Now that we're finally confident in making situations awkward, we've been working on using Charlie's machines in public without feeling like we're ruining someones lunch. Whenever we leave the house now it's almost guaranteed that Charlie will be hooked up to her feeding tube and need a suction or two while we're out. It's only been in the last couple of weeks that we've pulled out the suction machine in public...and it's LOUD, it pretty much sounds like we brought our blender with us and are mixing up margarita's...so there is no sneaky deaky suctioning going on in public. It's not the sound so much that makes me uncomfortable...I just feel like I might be ruining someones dining experience if they hear the sound, look over, and then see me suctioning saliva out of my child's mouth. I know I shouldn't care, but at this point, I still do. As for Charlie's feeding tube, yesterday we were at a restaurant and its alarm was going off telling me it was plugged...in order to get it going again, I had to unhook it from Char's belly and run some milk through it onto my napkin and plate...again, I just feel like I'm drawing unwanted attention to us and possibly ruining somebody's dining experience. I KNOW, I shouldn't care, but I do. It bugs me that I do...I'm not embarrassed, I'm just uncomfortable with the unwanted attention and people who don't know Charlie's situation and are left to assume or judge. But, I feel that I owe it to Charlie to be loud and proud of everything she is and feel like I'm letting her down when I don't speak up for her.

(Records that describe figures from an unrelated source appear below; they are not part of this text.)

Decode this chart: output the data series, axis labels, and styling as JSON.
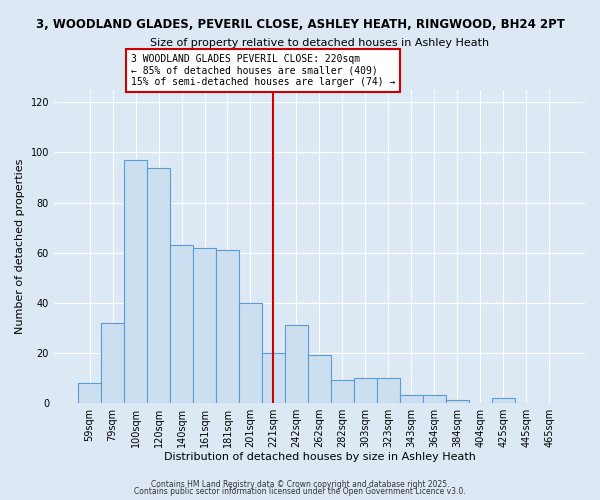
{
  "title_line1": "3, WOODLAND GLADES, PEVERIL CLOSE, ASHLEY HEATH, RINGWOOD, BH24 2PT",
  "title_line2": "Size of property relative to detached houses in Ashley Heath",
  "xlabel": "Distribution of detached houses by size in Ashley Heath",
  "ylabel": "Number of detached properties",
  "categories": [
    "59sqm",
    "79sqm",
    "100sqm",
    "120sqm",
    "140sqm",
    "161sqm",
    "181sqm",
    "201sqm",
    "221sqm",
    "242sqm",
    "262sqm",
    "282sqm",
    "303sqm",
    "323sqm",
    "343sqm",
    "364sqm",
    "384sqm",
    "404sqm",
    "425sqm",
    "445sqm",
    "465sqm"
  ],
  "values": [
    8,
    32,
    97,
    94,
    63,
    62,
    61,
    40,
    20,
    31,
    19,
    9,
    10,
    10,
    3,
    3,
    1,
    0,
    2,
    0,
    0
  ],
  "bar_color": "#ccdff0",
  "bar_edge_color": "#5b9bd5",
  "red_line_index": 8,
  "ylim": [
    0,
    125
  ],
  "yticks": [
    0,
    20,
    40,
    60,
    80,
    100,
    120
  ],
  "annotation_line1": "3 WOODLAND GLADES PEVERIL CLOSE: 220sqm",
  "annotation_line2": "← 85% of detached houses are smaller (409)",
  "annotation_line3": "15% of semi-detached houses are larger (74) →",
  "annotation_box_color": "#ffffff",
  "annotation_box_edge_color": "#cc0000",
  "background_color": "#dce9f5",
  "plot_bg_color": "#dce9f5",
  "grid_color": "#ffffff",
  "footnote1": "Contains HM Land Registry data © Crown copyright and database right 2025.",
  "footnote2": "Contains public sector information licensed under the Open Government Licence v3.0."
}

On Friday I took Charlie for a walk to the Aquarium. On our travels I stopped at the Gap, Safeway, and Caper's. Charlie was looking pretty cute that day in her fur coat and sparkly shades so she was attracting a lot of attention everywhere we went. I was told three times that day that she was just "so calm" as well as, "I bet she's just all over the place when she's not sleepy." I just smiled and nodded. The woman repeated herself again, "I bet she's just all over the place when she's not sleepy...right?" I then muttered, "nah, not really, she's sick." And, it got quiet and uncomfortable and that was that. It's not the questions that bug me, (again!) it's me not wanting to make people feel uncomfortable with the truth of the situation. I love that Charlie looks just like any other beautiful almost two year old, and I know that's why the regular run of the mill, from one mother to another, questions...but, sometimes I wish it was just all out in the open so there was no weirdness, and we could all just move along now, and instead focus more on the little miracle I get the pleasure of calling mine...all mine.